Posted in Oh hell no by Nancy on May 17, 2010

Today Americans have a new Miss USA, the beautiful Rima Fakih.

My co-worker alerted me to the news. The first headline he saw was “Brunette wins Miss USA“, on the Stuff website. He likes comparing headlines in different publications (I guess it’s a quirk of being a sub-editor), and the headline he saw on the Herald website was: “Arab woman crowned Miss USA.”

He knows racial or gender qualifiers in newspapers are my number one pet peeve, so we went to town with this one.

Sure, it’s a routine and fairly tepid news item – pretty hard to drag out a juicy angle for the headline. A brunette winner? Alright. An Arab woman winner? Now we’re talking. Obviously Stuff took note of this opportunity to embed a meaningless ethnic and gender qualifier into their story. And what’s a story without some good qualifiers? They have since changed their headline to: “Arab-American wins Miss USA“.

These headlines would be fair enough if her ethnicity was brought up anywhere else in the stories, but it isn’t. So they aren’t anything but pointless qualifiers.
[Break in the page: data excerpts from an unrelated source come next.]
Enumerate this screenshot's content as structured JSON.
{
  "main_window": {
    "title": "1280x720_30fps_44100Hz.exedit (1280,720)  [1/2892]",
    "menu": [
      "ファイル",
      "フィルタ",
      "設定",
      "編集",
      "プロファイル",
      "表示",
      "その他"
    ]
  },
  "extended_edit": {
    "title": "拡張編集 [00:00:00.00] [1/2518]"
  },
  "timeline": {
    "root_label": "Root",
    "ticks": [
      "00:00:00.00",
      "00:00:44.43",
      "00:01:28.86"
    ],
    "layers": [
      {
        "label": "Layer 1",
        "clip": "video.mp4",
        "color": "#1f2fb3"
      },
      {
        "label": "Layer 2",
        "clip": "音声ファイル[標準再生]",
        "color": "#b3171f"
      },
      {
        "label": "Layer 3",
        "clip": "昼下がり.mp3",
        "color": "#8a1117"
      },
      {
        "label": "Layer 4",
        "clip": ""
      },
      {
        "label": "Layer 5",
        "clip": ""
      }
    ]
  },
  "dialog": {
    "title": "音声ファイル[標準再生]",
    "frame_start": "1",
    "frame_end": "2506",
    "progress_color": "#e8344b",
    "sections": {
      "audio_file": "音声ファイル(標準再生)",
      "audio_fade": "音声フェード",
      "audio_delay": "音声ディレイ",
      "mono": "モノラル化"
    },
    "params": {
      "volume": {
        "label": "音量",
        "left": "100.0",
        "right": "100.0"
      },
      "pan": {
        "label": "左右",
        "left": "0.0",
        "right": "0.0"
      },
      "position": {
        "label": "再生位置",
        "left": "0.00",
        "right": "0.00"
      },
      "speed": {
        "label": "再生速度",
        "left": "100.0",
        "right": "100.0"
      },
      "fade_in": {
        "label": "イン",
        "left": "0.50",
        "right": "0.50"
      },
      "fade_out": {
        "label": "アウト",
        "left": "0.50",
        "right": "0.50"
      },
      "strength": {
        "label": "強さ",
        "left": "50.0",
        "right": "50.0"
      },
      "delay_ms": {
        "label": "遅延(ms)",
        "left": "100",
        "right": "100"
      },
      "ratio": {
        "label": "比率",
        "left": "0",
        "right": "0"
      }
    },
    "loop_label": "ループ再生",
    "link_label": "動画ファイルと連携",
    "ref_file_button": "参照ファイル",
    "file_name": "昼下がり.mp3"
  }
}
But TVNZ went one step further with their headline: Arab Muslim crowned Miss USA 2010.

But it backed it up: “Fakih is the first ever Arab-American to win the title, the first ever Muslim-American Miss USA.”

And provided some context: “The win is being seen as a welcome event especially at a time when Arabs in the US have been stereotyped in a negative light ever since the terror attacks on September 11, 2001.”

But (as usual) Stuff and the Herald missed the opportunity to make their headlines relevant, or show the significance of those qualifiers to the story.  It would be preferable for the stories to mention something like: “With even US-born Arabs subject to harassment and marginalisation, Fakih took the crown of Miss USA.”